Ce lundi, le ministre bruxellois de l'Environnement, Alain Maron, s'est réjoui de cette décison. "Historiquement, il y avait une voie de chemin de fer qui connectait le réseau de la SNCB au canal et à la voirie du Port de Bruxelles, confie le ministre. Cette voie, pour des raisons historiques, juridiques, a dû être démantelée. Mais nous sommes en dialogue important, mon cabinet, le Port de Bruxelles et les autorités fédérales, pour rétablir cette connexion ferroviaire qui est stratégique et indispensable pour les entreprises du Port de Bruxelles. Lesquelles demandent de plus en plus cette liaison ferroviaire puisqu'on va utiliser de plus en plus le train et de moins en moins la route pour transporter les marchandises. Il y a un accord, et Infrabel a bel et bien prévu la reconnexion de ce réseau modernisé, au foncier du Port et au canal. Ca deviendra une réalité dans quelques années. Une nouvelle connexion ferroviaire avec une nouvelle voie, plus moderne, plus sûre, plus sécurisée, mieux localisée sera installée."

Une nouvelle connexion qui doit participer au désengorgement de la capitale. "On doit passer de 12 à 20% de la part modale du train sur le transport de marchandises, pour l'ensemble de la Belgique mais aussi à Bruxelles. Pour le moment, ce sont les poids lourds qui font l'essentiel. On doit diminuer le nombre de poids lourds qui circulent sur le ring, aux alentours de Bruxelles mais sur les autoroutes en général et même dans le coeur des villes, en utilisant de plus en plus le train, le bateau ou des modes de transport alternatifs (vélo cargos,...). Ce type d'investissement va clairement dans cette direction."
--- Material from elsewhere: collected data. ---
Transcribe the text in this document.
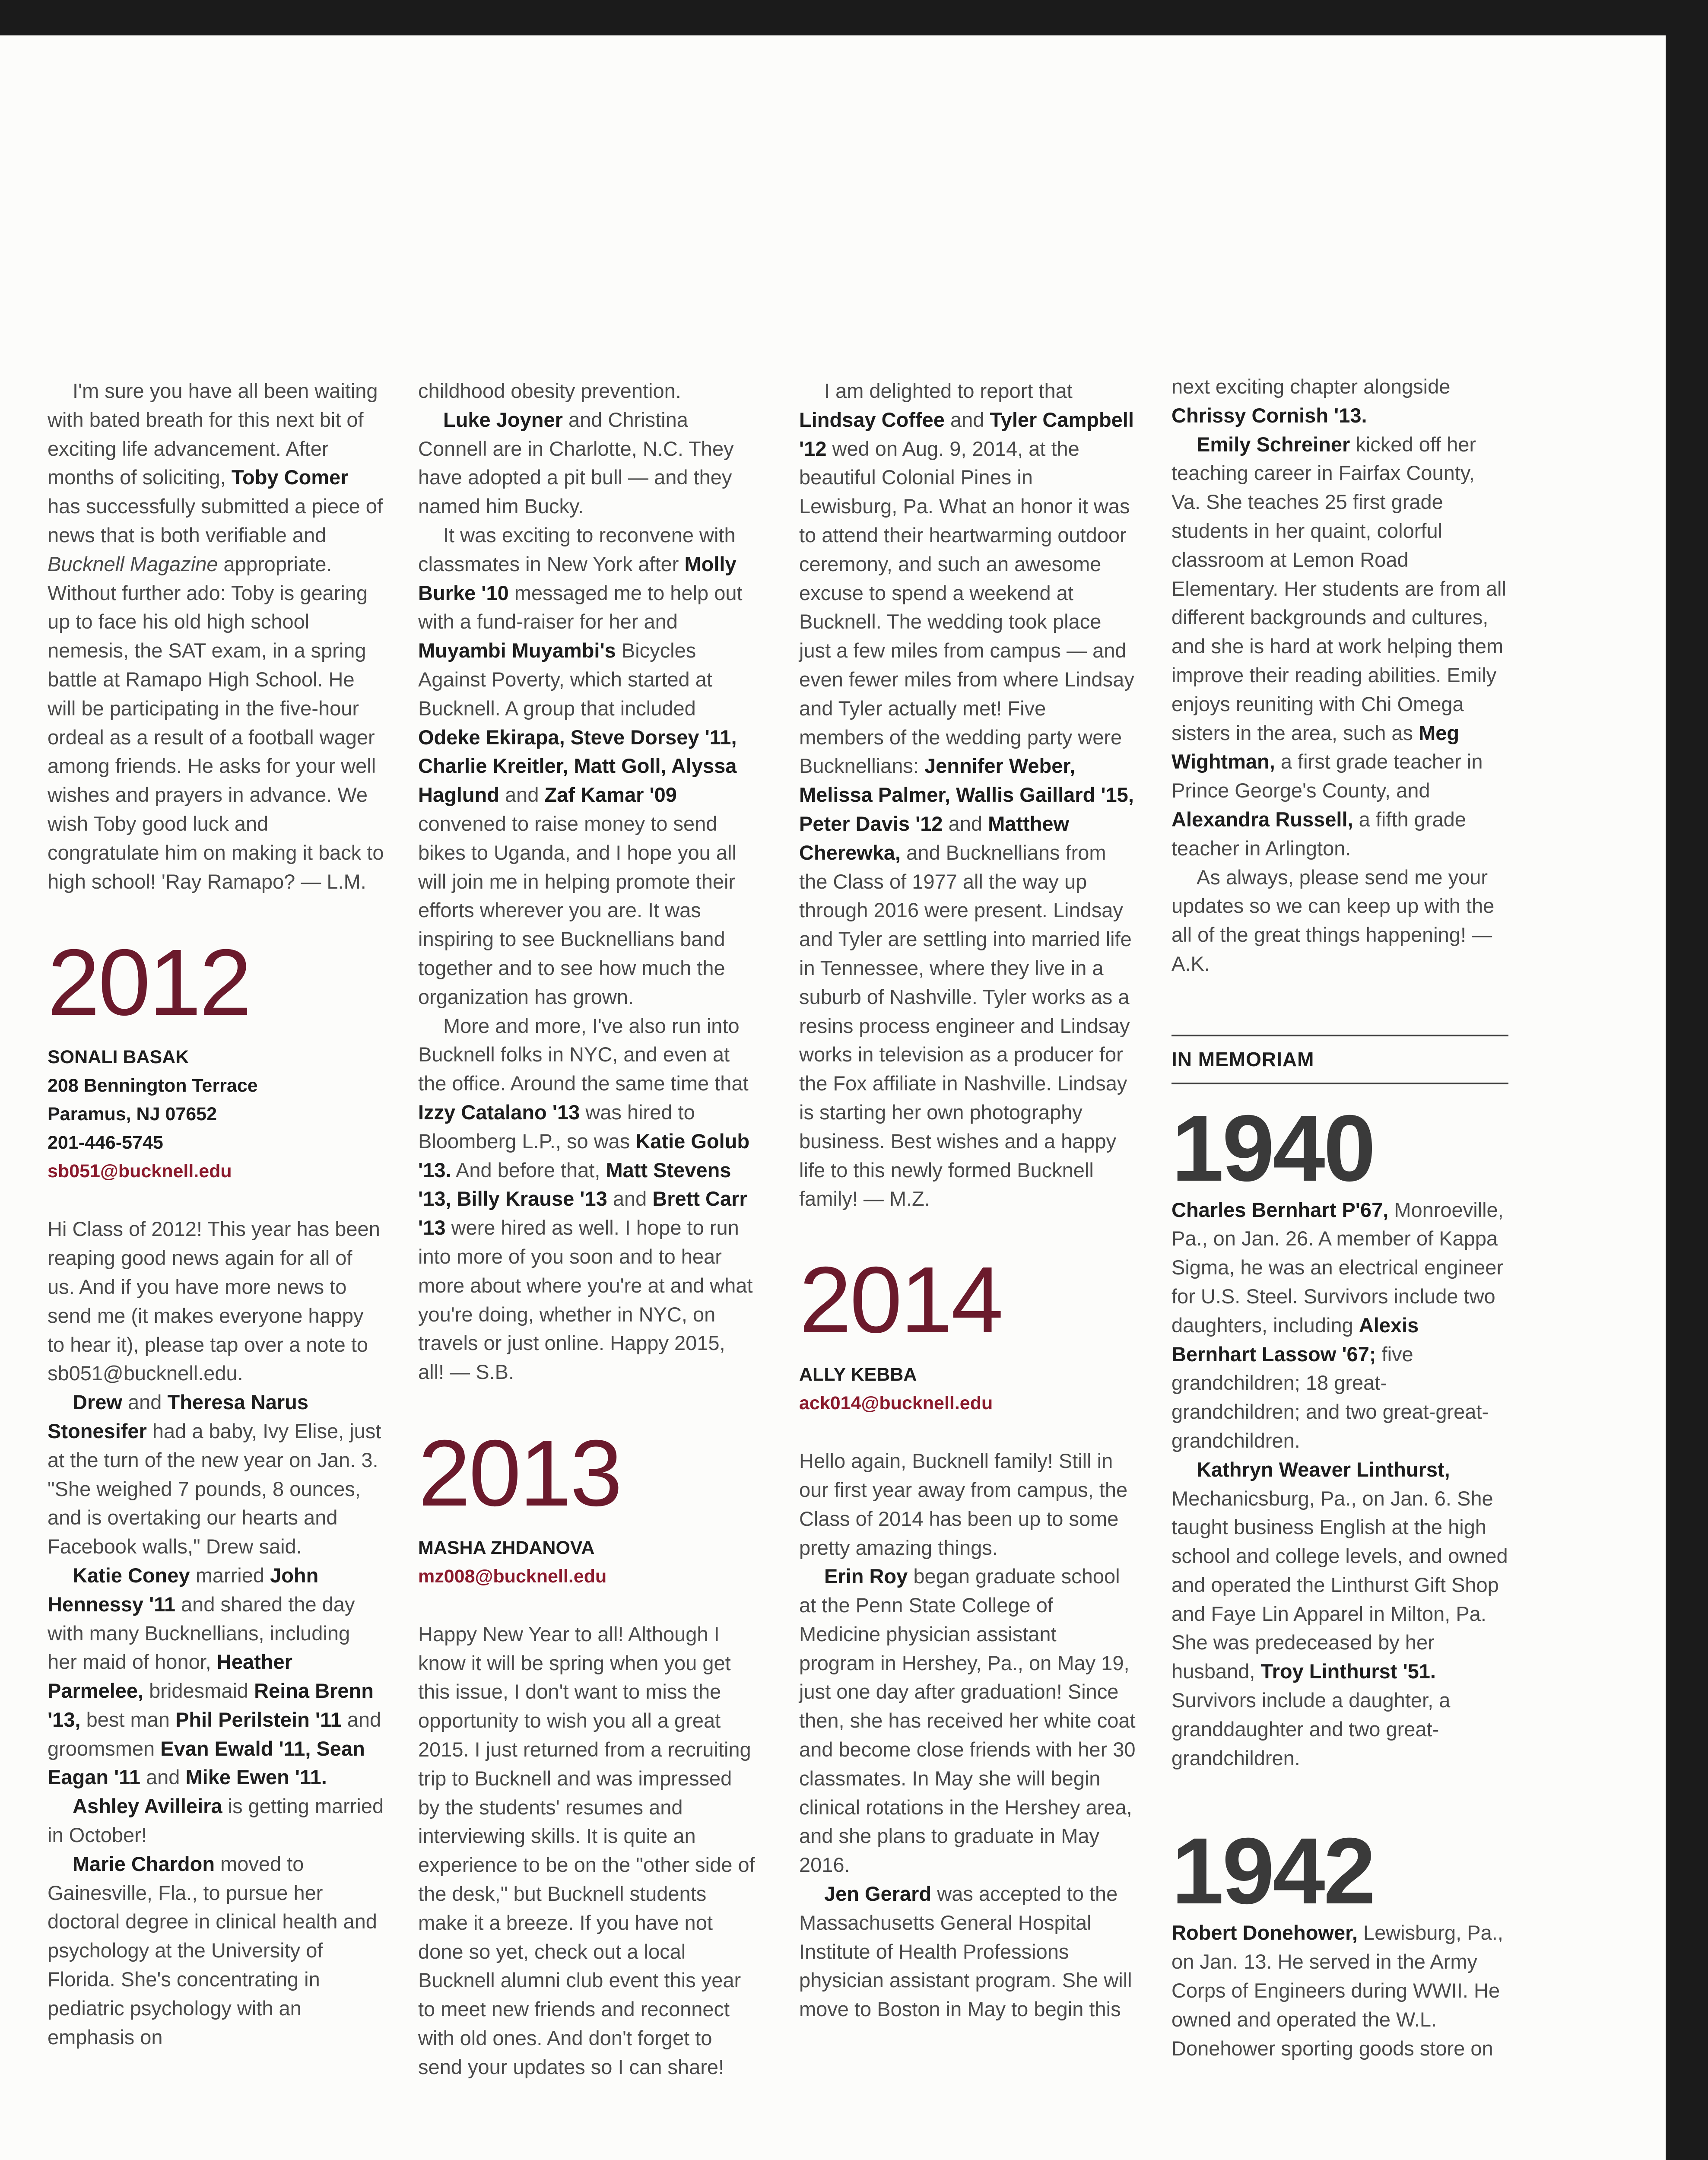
I'm sure you have all been waiting with bated breath for this next bit of exciting life advancement. After months of soliciting, Toby Comer has successfully submitted a piece of news that is both verifiable and Bucknell Magazine appropriate. Without further ado: Toby is gearing up to face his old high school nemesis, the SAT exam, in a spring battle at Ramapo High School. He will be participating in the five-hour ordeal as a result of a football wager among friends. He asks for your well wishes and prayers in advance. We wish Toby good luck and congratulate him on making it back to high school! 'Ray Ramapo? — L.M.

2012
SONALI BASAK
208 Bennington Terrace
Paramus, NJ 07652
201-446-5745
sb051@bucknell.edu

Hi Class of 2012! This year has been reaping good news again for all of us. And if you have more news to send me (it makes everyone happy to hear it), please tap over a note to sb051@bucknell.edu.

Drew and Theresa Narus Stonesifer had a baby, Ivy Elise, just at the turn of the new year on Jan. 3. "She weighed 7 pounds, 8 ounces, and is overtaking our hearts and Facebook walls," Drew said.

Katie Coney married John Hennessy '11 and shared the day with many Bucknellians, including her maid of honor, Heather Parmelee, bridesmaid Reina Brenn '13, best man Phil Perilstein '11 and groomsmen Evan Ewald '11, Sean Eagan '11 and Mike Ewen '11.

Ashley Avilleira is getting married in October!

Marie Chardon moved to Gainesville, Fla., to pursue her doctoral degree in clinical health and psychology at the University of Florida. She's concentrating in pediatric psychology with an emphasis on

childhood obesity prevention.

Luke Joyner and Christina Connell are in Charlotte, N.C. They have adopted a pit bull — and they named him Bucky.

It was exciting to reconvene with classmates in New York after Molly Burke '10 messaged me to help out with a fund-raiser for her and Muyambi Muyambi's Bicycles Against Poverty, which started at Bucknell. A group that included Odeke Ekirapa, Steve Dorsey '11, Charlie Kreitler, Matt Goll, Alyssa Haglund and Zaf Kamar '09 convened to raise money to send bikes to Uganda, and I hope you all will join me in helping promote their efforts wherever you are. It was inspiring to see Bucknellians band together and to see how much the organization has grown.

More and more, I've also run into Bucknell folks in NYC, and even at the office. Around the same time that Izzy Catalano '13 was hired to Bloomberg L.P., so was Katie Golub '13. And before that, Matt Stevens '13, Billy Krause '13 and Brett Carr '13 were hired as well. I hope to run into more of you soon and to hear more about where you're at and what you're doing, whether in NYC, on travels or just online. Happy 2015, all! — S.B.

2013
MASHA ZHDANOVA
mz008@bucknell.edu

Happy New Year to all! Although I know it will be spring when you get this issue, I don't want to miss the opportunity to wish you all a great 2015. I just returned from a recruiting trip to Bucknell and was impressed by the students' resumes and interviewing skills. It is quite an experience to be on the "other side of the desk," but Bucknell students make it a breeze. If you have not done so yet, check out a local Bucknell alumni club event this year to meet new friends and reconnect with old ones. And don't forget to send your updates so I can share!

I am delighted to report that Lindsay Coffee and Tyler Campbell '12 wed on Aug. 9, 2014, at the beautiful Colonial Pines in Lewisburg, Pa. What an honor it was to attend their heartwarming outdoor ceremony, and such an awesome excuse to spend a weekend at Bucknell. The wedding took place just a few miles from campus — and even fewer miles from where Lindsay and Tyler actually met! Five members of the wedding party were Bucknellians: Jennifer Weber, Melissa Palmer, Wallis Gaillard '15, Peter Davis '12 and Matthew Cherewka, and Bucknellians from the Class of 1977 all the way up through 2016 were present. Lindsay and Tyler are settling into married life in Tennessee, where they live in a suburb of Nashville. Tyler works as a resins process engineer and Lindsay works in television as a producer for the Fox affiliate in Nashville. Lindsay is starting her own photography business. Best wishes and a happy life to this newly formed Bucknell family! — M.Z.

2014
ALLY KEBBA
ack014@bucknell.edu

Hello again, Bucknell family! Still in our first year away from campus, the Class of 2014 has been up to some pretty amazing things.

Erin Roy began graduate school at the Penn State College of Medicine physician assistant program in Hershey, Pa., on May 19, just one day after graduation! Since then, she has received her white coat and become close friends with her 30 classmates. In May she will begin clinical rotations in the Hershey area, and she plans to graduate in May 2016.

Jen Gerard was accepted to the Massachusetts General Hospital Institute of Health Professions physician assistant program. She will move to Boston in May to begin this

next exciting chapter alongside Chrissy Cornish '13.

Emily Schreiner kicked off her teaching career in Fairfax County, Va. She teaches 25 first grade students in her quaint, colorful classroom at Lemon Road Elementary. Her students are from all different backgrounds and cultures, and she is hard at work helping them improve their reading abilities. Emily enjoys reuniting with Chi Omega sisters in the area, such as Meg Wightman, a first grade teacher in Prince George's County, and Alexandra Russell, a fifth grade teacher in Arlington.

As always, please send me your updates so we can keep up with the all of the great things happening! — A.K.

IN MEMORIAM
1940

Charles Bernhart P'67, Monroeville, Pa., on Jan. 26. A member of Kappa Sigma, he was an electrical engineer for U.S. Steel. Survivors include two daughters, including Alexis Bernhart Lassow '67; five grandchildren; 18 great-grandchildren; and two great-great-grandchildren.

Kathryn Weaver Linthurst, Mechanicsburg, Pa., on Jan. 6. She taught business English at the high school and college levels, and owned and operated the Linthurst Gift Shop and Faye Lin Apparel in Milton, Pa. She was predeceased by her husband, Troy Linthurst '51. Survivors include a daughter, a granddaughter and two great-grandchildren.

1942

Robert Donehower, Lewisburg, Pa., on Jan. 13. He served in the Army Corps of Engineers during WWII. He owned and operated the W.L. Donehower sporting goods store on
Ce qui permettra, au final, de permettre à la SNCB d'augmenter la capacité du trafic voyageurs, et là aussi de désengorger Bruxelles. "Si l'on regarde globalement les investissement d'Infrabel à Bruxelles, ça renforce la capacité de transporter les marchandises sans nuire au transport de voyageurs qui lui aussi est en augmentation. Les sillons sont de plus en plus utilisés par les trains de voyageurs. Il y a moins de places pour les trains de marchandises. Donc, il faut réinvestir pour refaire de la place pour les trains de marchandises. Et c'est ce que fait Infrabel aujourd'hui à l'est et à l'ouest de Bruxelles."